The announcement made no mention of the months-old email search controversy, which resulted from attempts to find out who leaked information about a college cheating scandal to student newspaper The Harvard Crimson.
The history of the controversy
According to The Boston Globe, after more than 100 students reportedly cheated on a take-home exam last May and a confidential faculty memo regarding this matter made it to The Crimson, university administrators secretly probed the email accounts of 16 resident deans to find the leak, searching subject lines only. Those searches were authorized by Hammonds and Michael Smith, dean of the Faculty of Arts and Sciences.
Hammonds later admitted that she ordered another round of searches without notifying Smith, although she had initially told the press she had not conducted any additional searches. The revelation prompted The Crimson to call for Hammonds’ resignation.
“Since Hammonds provided misinformation regarding the highly sensitive issue of email searches,” the April Crimson editorial stated, “and since she violated clear policy regarding those searches, her presence at the helm of the College stands as a roadblock to rebuilding trust between students, faculty, and the administration. For the good of the University, Hammonds must resign.”
Hammonds’ high praise from Harvard brass
In the resignation announcement, Harvard President Drew Faust and Smith offered only high praise for the outgoing dean.
Faust said Hammonds has “fully invested herself in improving the experience of our undergraduates both inside and outside the classroom, and in promoting a culture of inclusion and community across the College.”
Smith called her “an important partner in our efforts to reinvigorate the student experience at Harvard College” and “deeply committed to the well-being of students and passionate about supporting their opportunities to explore their academic and extracurricular interests.”
Hammonds told The New York Times that the controversy did not factor into her decision to resign.
“I was never asked to step down,” Hammonds said. “I have been in discussions to return to academia and my research for some time.”
“The e-mail controversy was difficult, but it was not a motivating factor in my decision to step down as dean,” she said. Hammonds will take a sabbatical for the first time in 11 years before taking on her new duties at Harvard.

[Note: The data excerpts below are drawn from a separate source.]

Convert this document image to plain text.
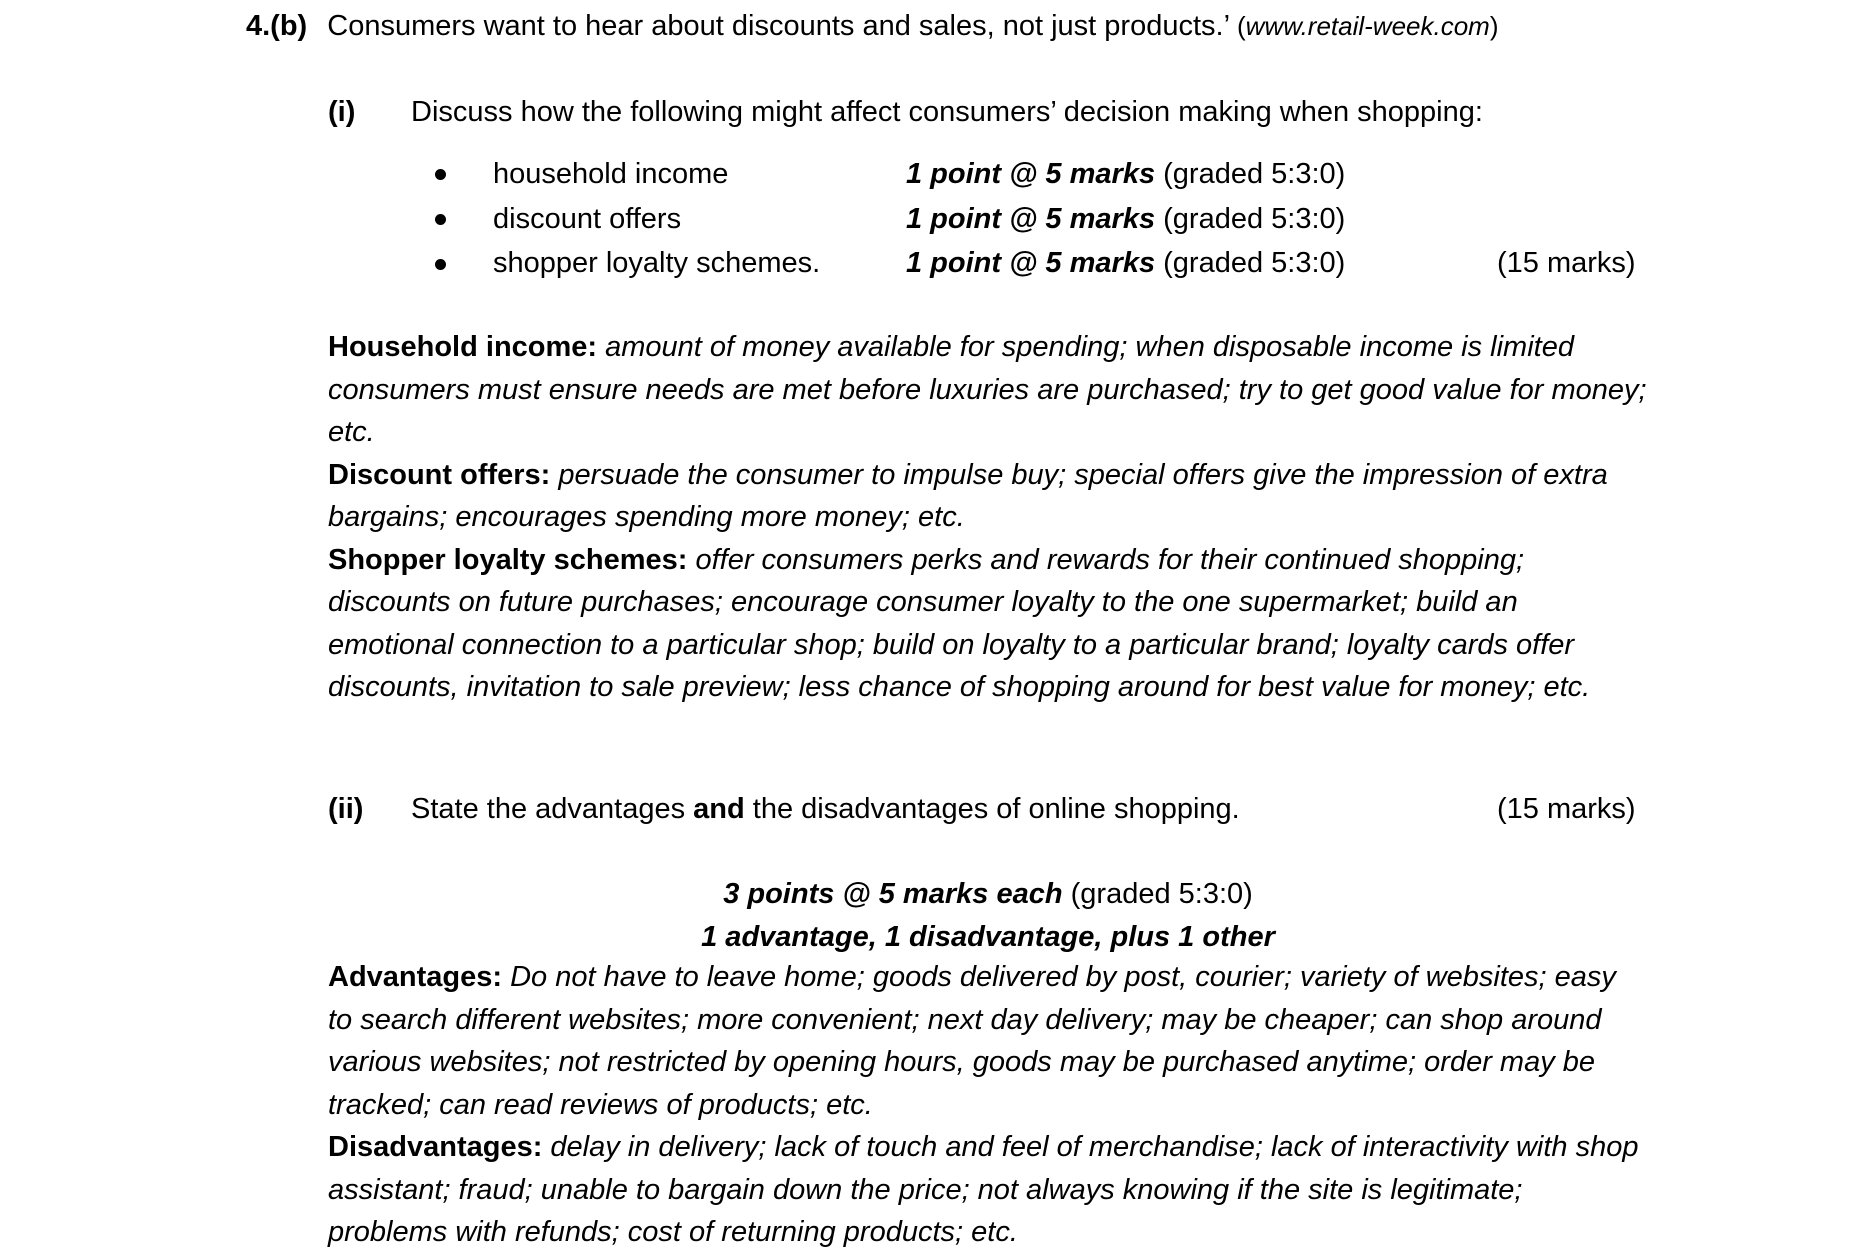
4.(b) Consumers want to hear about discounts and sales, not just products.’ (www.retail-week.com)
(i) Discuss how the following might affect consumers’ decision making when shopping:
household income	1 point @ 5 marks (graded 5:3:0)
discount offers	1 point @ 5 marks (graded 5:3:0)
shopper loyalty schemes.	1 point @ 5 marks (graded 5:3:0)	(15 marks)
Household income: amount of money available for spending; when disposable income is limited consumers must ensure needs are met before luxuries are purchased; try to get good value for money; etc.
Discount offers: persuade the consumer to impulse buy; special offers give the impression of extra bargains; encourages spending more money; etc.
Shopper loyalty schemes: offer consumers perks and rewards for their continued shopping; discounts on future purchases; encourage consumer loyalty to the one supermarket; build an emotional connection to a particular shop; build on loyalty to a particular brand; loyalty cards offer discounts, invitation to sale preview; less chance of shopping around for best value for money; etc.
(ii) State the advantages and the disadvantages of online shopping.	(15 marks)
3 points @ 5 marks each (graded 5:3:0)
1 advantage, 1 disadvantage, plus 1 other
Advantages: Do not have to leave home; goods delivered by post, courier; variety of websites; easy to search different websites; more convenient; next day delivery; may be cheaper; can shop around various websites; not restricted by opening hours, goods may be purchased anytime; order may be tracked; can read reviews of products; etc.
Disadvantages: delay in delivery; lack of touch and feel of merchandise; lack of interactivity with shop assistant; fraud; unable to bargain down the price; not always knowing if the site is legitimate; problems with refunds; cost of returning products; etc.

Black academics on the expectation of perfection
While Hammonds seems at peace with her decision, some find her circumstances disconcerting because they speak to the lengths black academics at top schools might feel pressured to go to in order to appear competent.
“It was personally very sad to me to see her have to step down because of something like this, but I also think, without trying to put words into her mouth, I also think that the pressure on her as a dean of color put her in this position,” Dr. Anthea Butler, associate professor of Religious Studies and Africana Studies at the University of Pennsylvania, told theGrio.
“The expectation is that you’re going to get to the bottom of this problem, and you don’t want to seem incompetent. You want to seem thorough,” said Butler. “You know that there are people there who are just thinking you have that position because you are a woman and a person of color, do you see? So I think because of what happened, she went to this extreme to get things done, because she did not want to be perceived as a person who would not take care of business. And that can make you get off-balance, too.”
Dyson believes Hammonds’ difficulties are a metaphor for what people of color face every day.
“Isn’t it ironic that the very thing that she’s come under criticism for is the very thing to which she is subject as a woman and a person of color — the kind of collective surveillance of the culture, except it doesn’t get called out that way,” he said. “That kind of scrutiny, that kind of examination, that can sometimes lead to overdoing it to make sure that you’re seen as competent in doing your job well.